Algum tempo atrás, a revista Veja trouxe esta
informação: quando o papa João Paulo II veio ao Brasil em 1980, a porcentagem
de católicos declarados era de 89% da população; em 2013, essa porcentagem caiu
para 64%. Segundo essa revista, a previsão é que em 2030 os evangélicos (bem
entendido, todos os fiéis das várias denominações) ultrapassem os católicos.
Fiquei pensando nessas coisas e cheguei a uma
simples conclusão. Não é a fé que está em jogo, o problema é de estratégia mercadológica.
Se víssemos as vertentes católica e evangélica como duas redes varejistas
concorrentes, tipo Casas Bahia e Ricardo Eletro, teríamos a seguinte
situação:
As duas redes oferecem o mesmo “produto” – no
caso, Deus (embora uma delas goste de alardear que seu produto é melhor, com
frases como “o meu Deus...”). Ora,
se o produto é igual, é preciso avaliar as condições comerciais de cada “loja”.
Por exemplo, as condições de pagamento: as
lojas católicas aceitam qualquer merreca ou até nada mesmo. Já na concorrência,
até onde sei, o pagamento mínimo é de 10% da renda do “freguês” (o trocadilho
não foi intencional. Escapou-se-me.). Ponto para a rede católica.
Os vendedores da concorrência poderiam dizer
que as lojas católicas trabalham com um tipo de venda casada que eles não
fazem. Imagino até o argumento:
- Vê se
pode, lá neles, para levar o pacote completo da Santíssima Trindade nesse
preço, só se levar também Nossa Senhora e um montão de santos.
- Ah,
não! Aí fica muito caro!
Mas não creio que seja esse o motivo do
crescimento das vendas dos evangélicos.
Bom, o que sobra então é a publicidade e o valor
agregado (odeio esta expressão) que cada rede consegue impor ao seu
produto.
Se compararmos as campanhas publicitárias das
duas redes, a diferença é gritante (muitas vezes, no sentido literal). A rede
católica praticamente não tem publicidade; a concorrência, no entanto, utiliza
a mídia de forma maciça em suas várias opções (até ônibus). E enquanto a rede
católica fazia “opção preferencial pelos
pobres”, a rede evangélica prometia mundos e fundos (de investimento,
talvez) aos consumidores, ciente do sentimento expresso pelo “filósofo” e
carnavalesco Joãozinho Trinta quando disse que "Pobre gosta de luxo! Quem gosta de pobreza é intelectual"!

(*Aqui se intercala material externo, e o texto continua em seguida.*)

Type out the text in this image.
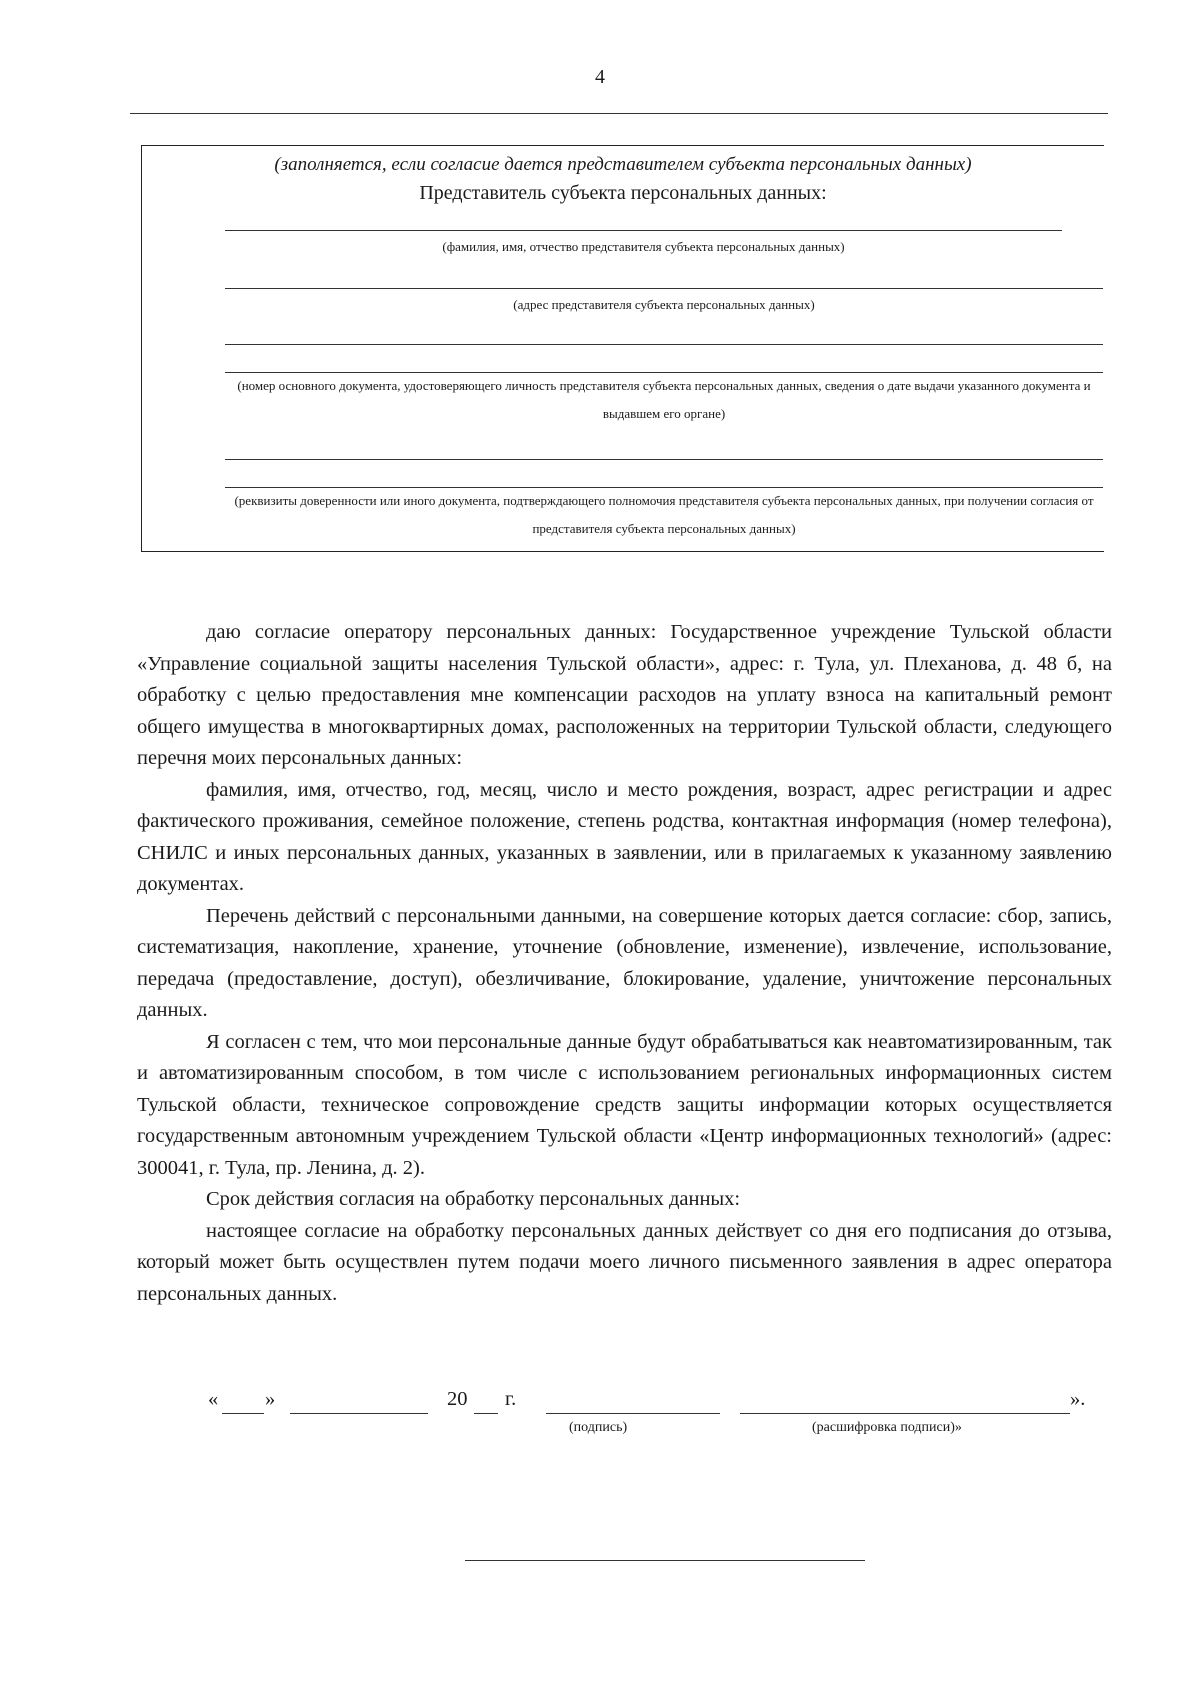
4
(заполняется, если согласие дается представителем субъекта персональных данных)
Представитель субъекта персональных данных:
(фамилия, имя, отчество представителя субъекта персональных данных)
(адрес представителя субъекта персональных данных)
(номер основного документа, удостоверяющего личность представителя субъекта персональных данных, сведения о дате выдачи указанного документа и выдавшем его органе)
(реквизиты доверенности или иного документа, подтверждающего полномочия представителя субъекта персональных данных, при получении согласия от представителя субъекта персональных данных)

даю согласие оператору персональных данных: Государственное учреждение Тульской области «Управление социальной защиты населения Тульской области», адрес: г. Тула, ул. Плеханова, д. 48 б, на обработку с целью предоставления мне компенсации расходов на уплату взноса на капитальный ремонт общего имущества в многоквартирных домах, расположенных на территории Тульской области, следующего перечня моих персональных данных:

фамилия, имя, отчество, год, месяц, число и место рождения, возраст, адрес регистрации и адрес фактического проживания, семейное положение, степень родства, контактная информация (номер телефона), СНИЛС и иных персональных данных, указанных в заявлении, или в прилагаемых к указанному заявлению документах.

Перечень действий с персональными данными, на совершение которых дается согласие: сбор, запись, систематизация, накопление, хранение, уточнение (обновление, изменение), извлечение, использование, передача (предоставление, доступ), обезличивание, блокирование, удаление, уничтожение персональных данных.

Я согласен с тем, что мои персональные данные будут обрабатываться как неавтоматизированным, так и автоматизированным способом, в том числе с использованием региональных информационных систем Тульской области, техническое сопровождение средств защиты информации которых осуществляется государственным автономным учреждением Тульской области «Центр информационных технологий» (адрес: 300041, г. Тула, пр. Ленина, д. 2).

Срок действия согласия на обработку персональных данных:

настоящее согласие на обработку персональных данных действует со дня его подписания до отзыва, который может быть осуществлен путем подачи моего личного письменного заявления в адрес оператора персональных данных.

« »	20 г.	».
(подпись)	(расшифровка подписи)»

O único valor agregado plausível são os
milagres. Aí é que está o grande diferencial. Pode parecer que as duas redes
agregam o mesmo valor a seu produto, mas há diferenças de qualidade e
quantidade.
A rede católica oferece milagres sofisticados
e raros, qualitativamente bem acabados, mas quase inatingíveis. Para o sujeito
conseguir um milagre, tem que ter excelente cadastro. E contar ainda com a
intervenção de algum santo. E são exigidos muitos formulários, há muita
burocracia.
Já na rede evangélica (pelo menos em algumas
denominações) rola a maior esculhambação. Quantidade é o que não falta (mesmo
que a qualidade seja até risível). É “milagre” a rodo, todo dia. Tem pastor
(perdão, eu queria dizer vendedor) que até deveria se chamar Apracur (“Apracur é pra curar...”), de tão fodão
que o cara é, pois cura até AIDS!
Há ainda um aspecto que sempre chamou minha
atenção: se você ouvir os clientes e vendedores (na verdade, “vendilhões do
templo”) de algumas denominações evangélicas, vai notar que falam sempre em
progresso e cura materiais, nunca em cura e progresso espiritual. Talvez por
isso é que a rede evangélica cresceu tanto: parece que o sujeito muda de igreja
para se dar bem na vida, só isso.
Ou ainda: é como se os "migrantes" tivessem se cansado do modelo antigo e estivessem à procura de um modelo novo, mais bonito, com novas funcionalidades. Por isso, fica a pergunta final:
Para esse pessoal que trocou o catolicismo por uma dessas novas versões de igreja evangélica, Deus lembra ou não lembra um novo modelo de eletrodoméstico?